Again, before getting to the primary changes from the final rule, it may be helpful to remember that a “tip” is a sum paid by a customer as a gift or gratuity in recognition of some service performed for the customer. Whether to give a tip and in what amount must be determined solely by the customer. It is not payment for a fixed charge. A compulsory charge for a service (e.g., a 15% “mandatory gratuity”) is not a tip.
Final rule updates incorporating the CAA’s changes
- Expressly prohibits employers from keeping employees’ tips for any purpose.
- Expressly prohibits managers and supervisors from keeping employees’ tips for any purpose.
- Employers that do not take a tip credit may implement mandatory “nontraditional” tip pools — that is, tip pools that include employees who do not customarily and regularly receive tips (e.g., cooks, dishwashers, etc.).

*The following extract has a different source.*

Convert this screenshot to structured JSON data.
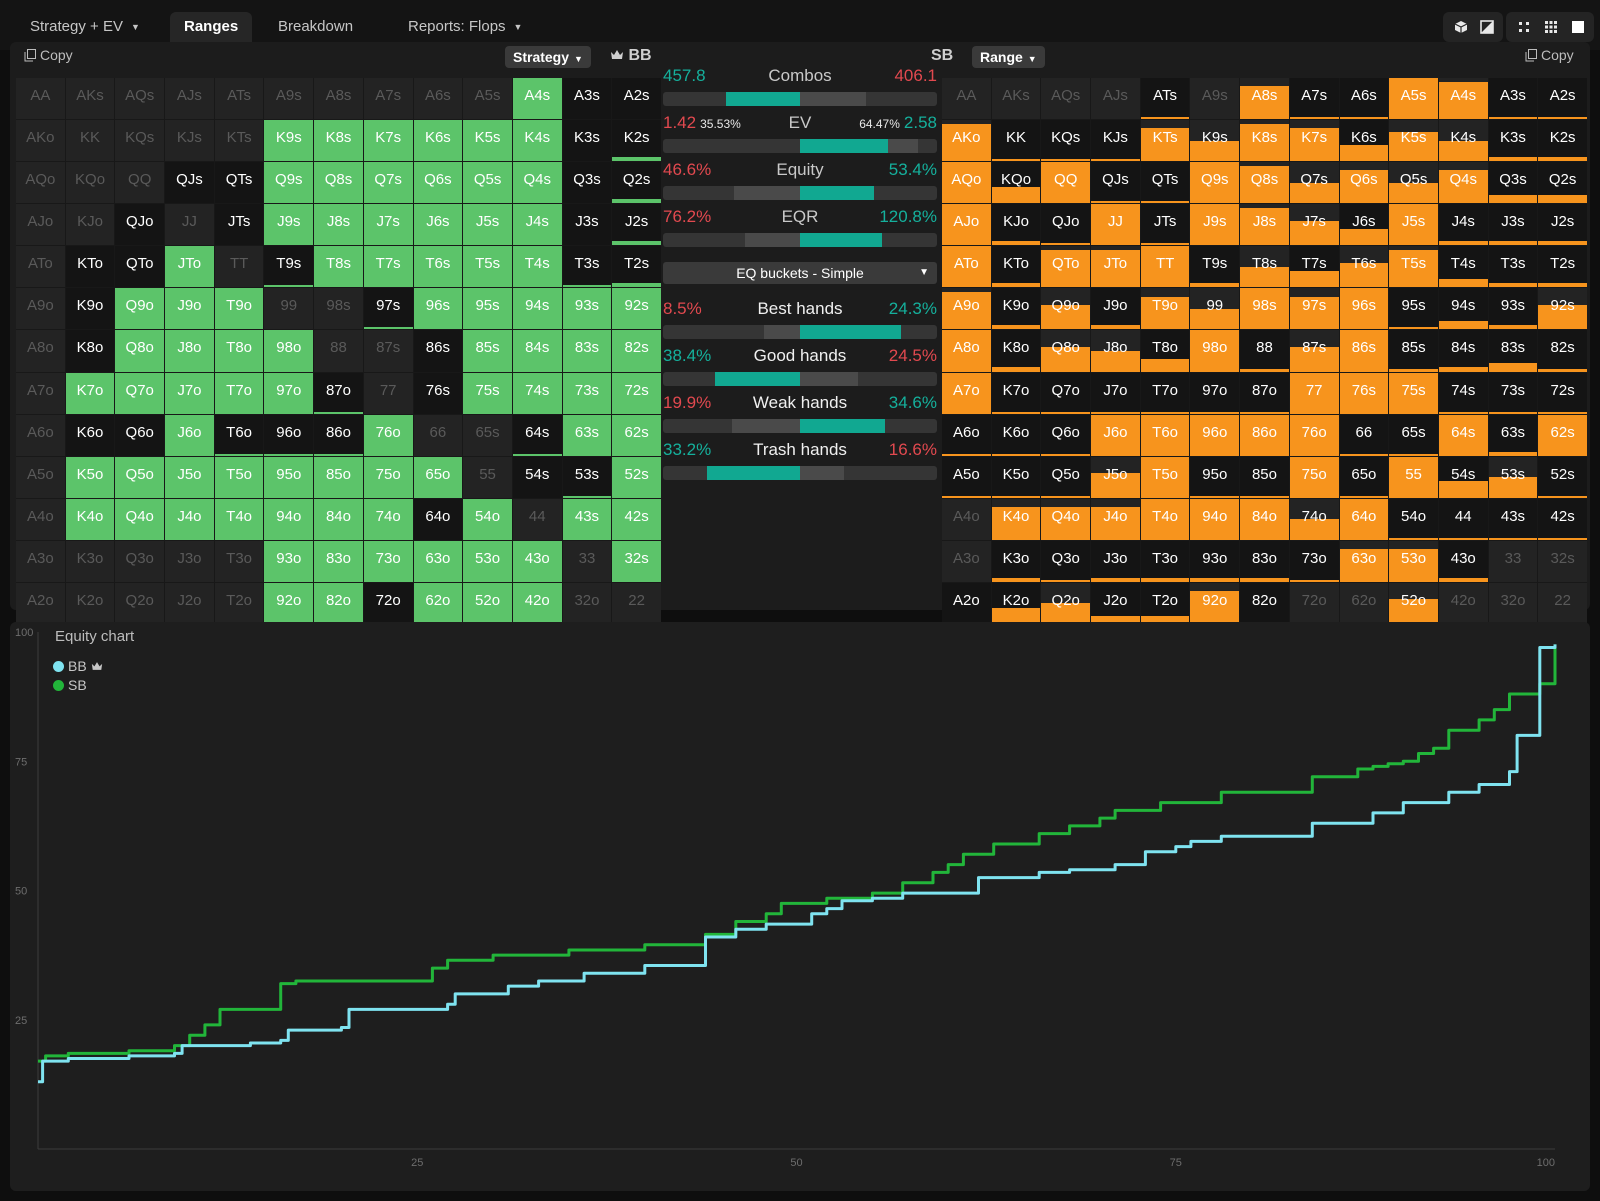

- New recordkeeping requirements for employers who do not take a tip credit, but collect employees’ tips to facilitate a mandatory tip pool.
The fact that employers are able to implement a mandatory tip pool but cannot keep employees’ tips for any purpose does not mean that employers must redistribute those mandatory tip pool monies on a daily basis. Rather, the final rule allows an employer that collects tips to facilitate a mandatory tip pool to redistribute the tips on the regular payday for the workweek.

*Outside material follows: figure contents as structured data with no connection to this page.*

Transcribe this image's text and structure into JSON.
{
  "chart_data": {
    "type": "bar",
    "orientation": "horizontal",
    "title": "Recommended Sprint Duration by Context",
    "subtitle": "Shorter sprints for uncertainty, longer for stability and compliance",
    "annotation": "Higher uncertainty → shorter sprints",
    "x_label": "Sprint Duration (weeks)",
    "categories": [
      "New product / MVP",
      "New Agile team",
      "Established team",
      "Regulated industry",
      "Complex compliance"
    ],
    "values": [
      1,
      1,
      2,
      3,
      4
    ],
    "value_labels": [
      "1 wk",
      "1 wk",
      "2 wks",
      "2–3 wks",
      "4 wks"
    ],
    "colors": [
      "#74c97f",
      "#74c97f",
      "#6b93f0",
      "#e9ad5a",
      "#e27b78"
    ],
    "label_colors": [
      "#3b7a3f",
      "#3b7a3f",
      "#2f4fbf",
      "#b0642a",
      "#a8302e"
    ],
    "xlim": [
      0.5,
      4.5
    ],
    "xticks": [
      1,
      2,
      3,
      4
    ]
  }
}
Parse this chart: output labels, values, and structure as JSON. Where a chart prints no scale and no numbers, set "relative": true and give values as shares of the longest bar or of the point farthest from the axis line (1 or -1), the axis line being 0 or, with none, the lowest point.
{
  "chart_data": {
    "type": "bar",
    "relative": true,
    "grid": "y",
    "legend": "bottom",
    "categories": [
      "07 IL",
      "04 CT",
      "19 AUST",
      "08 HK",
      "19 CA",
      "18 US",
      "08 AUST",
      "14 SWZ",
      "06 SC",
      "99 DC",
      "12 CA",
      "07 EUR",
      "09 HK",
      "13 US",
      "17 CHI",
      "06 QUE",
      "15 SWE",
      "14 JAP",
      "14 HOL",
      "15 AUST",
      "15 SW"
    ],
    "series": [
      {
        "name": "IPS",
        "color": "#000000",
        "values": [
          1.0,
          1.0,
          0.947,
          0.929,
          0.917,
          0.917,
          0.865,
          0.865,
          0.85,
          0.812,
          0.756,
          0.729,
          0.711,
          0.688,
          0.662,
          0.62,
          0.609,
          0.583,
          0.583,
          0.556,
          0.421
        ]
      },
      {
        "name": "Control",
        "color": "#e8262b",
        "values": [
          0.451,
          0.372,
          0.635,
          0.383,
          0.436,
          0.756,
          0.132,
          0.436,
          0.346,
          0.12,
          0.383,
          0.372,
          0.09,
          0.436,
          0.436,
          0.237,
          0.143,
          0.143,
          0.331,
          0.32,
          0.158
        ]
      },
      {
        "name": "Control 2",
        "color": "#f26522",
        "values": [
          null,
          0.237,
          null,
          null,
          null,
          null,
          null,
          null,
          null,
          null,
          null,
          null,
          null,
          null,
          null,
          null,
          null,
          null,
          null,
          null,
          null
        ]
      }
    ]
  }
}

Note also that these changes do not allow employers that take a tip credit to include non-tipped workers in a tip pool. In other words, if you take advantage of the FLSA’s tip credit provisions, you may not include those back-of-the-house workers in a tip pool.
Change to the “80/20” rule
The “80/20” rule, which this final rule seeks to eliminate, stood for the proposition that an employer was unable to use the tip credit for the time a tipped worker spends performing non-tipped duties related to a tipped occupation when that time exceeded 20% of the employee’s workweek. In other words, if a server spent more than 20% of his/her workweek cleaning and setting tables, polishing and rolling silverware, making coffee, washing dishes, etc., (i.e., side work) the employer could not take a tip credit for that time.

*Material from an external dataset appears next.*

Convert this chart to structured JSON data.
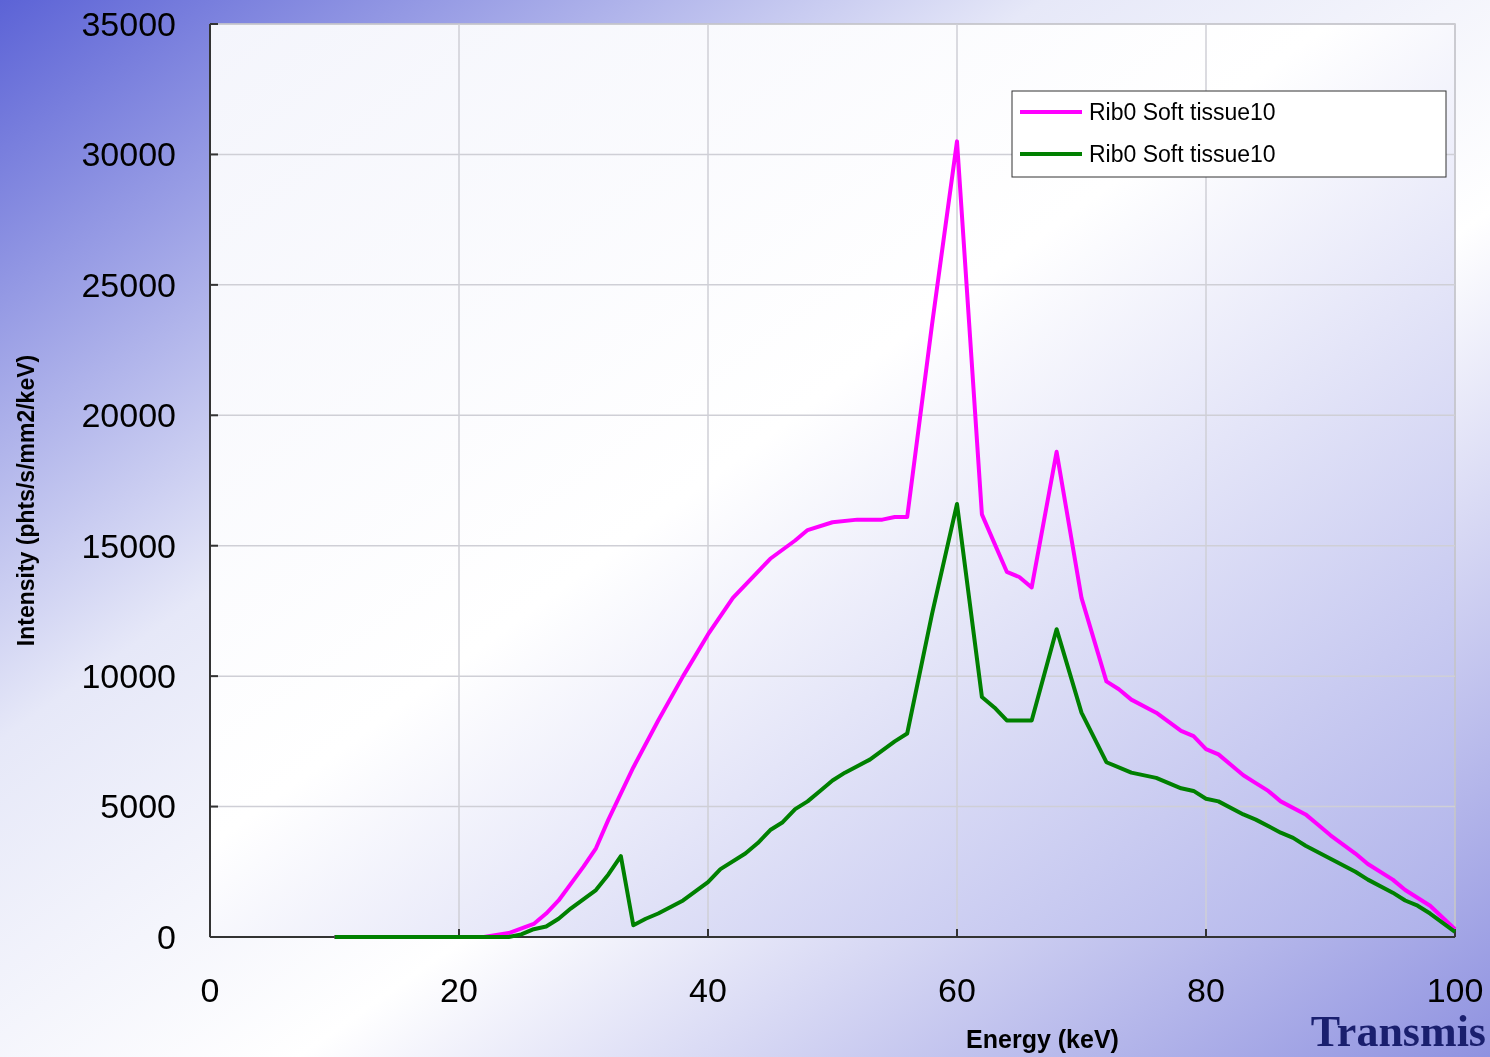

The final rule eliminates that framework. Instead, the final rule provides that an employer can take a tip credit for the time an employee in a tipped occupation performs related non-tipped duties, but those duties must be performed contemporaneously with or for a reasonable time immediately before or after the tipped duties.
That still leaves the question of, what is a “related” non-tipped duty? If a duty is listed as a task of the tip-producing occupation in the Occupational Information Network (O*NET at www.onetonline.org), the DOL will presume that the non-tipped duty is “related” to the tipped occupation.
While the elimination of the “80/20” rule may provide employers with more flexibility in using the tip credit, employers would be well served to remain cautious in this area given the “reasonable time” standard. The final rule acknowledges that the “reasonable time” limit “does not create as bright a line as a firm cap on the amount of time an employee may spend on particular duties,” so it leaves some ambiguity as to where a line can be drawn.
What if my state — or city or other local municipality — has its own rules related to tips?
This final rule governs the federal FLSA. So, if your state, city, or local municipality has a law or legal standard that is more protective than the FLSA, you must follow that higher standard.
For example, Ohio’s minimum wage as of 2021 for most employers is $8.80 per hour, whereas the federal minimum wage is $7.25 per hour. Similar to the FLSA, Ohio also permits employers to use a tip credit to meet Ohio’s minimum wage. But Ohio law requires a higher minimum hourly rate — currently $4.40 per hour — than does the FLSA in order to use the tip credit. In other words, meeting the basic requirements necessary to take a tip credit under federal law will not mean you are meeting the basic requirements necessary to take a tip credit under Ohio law.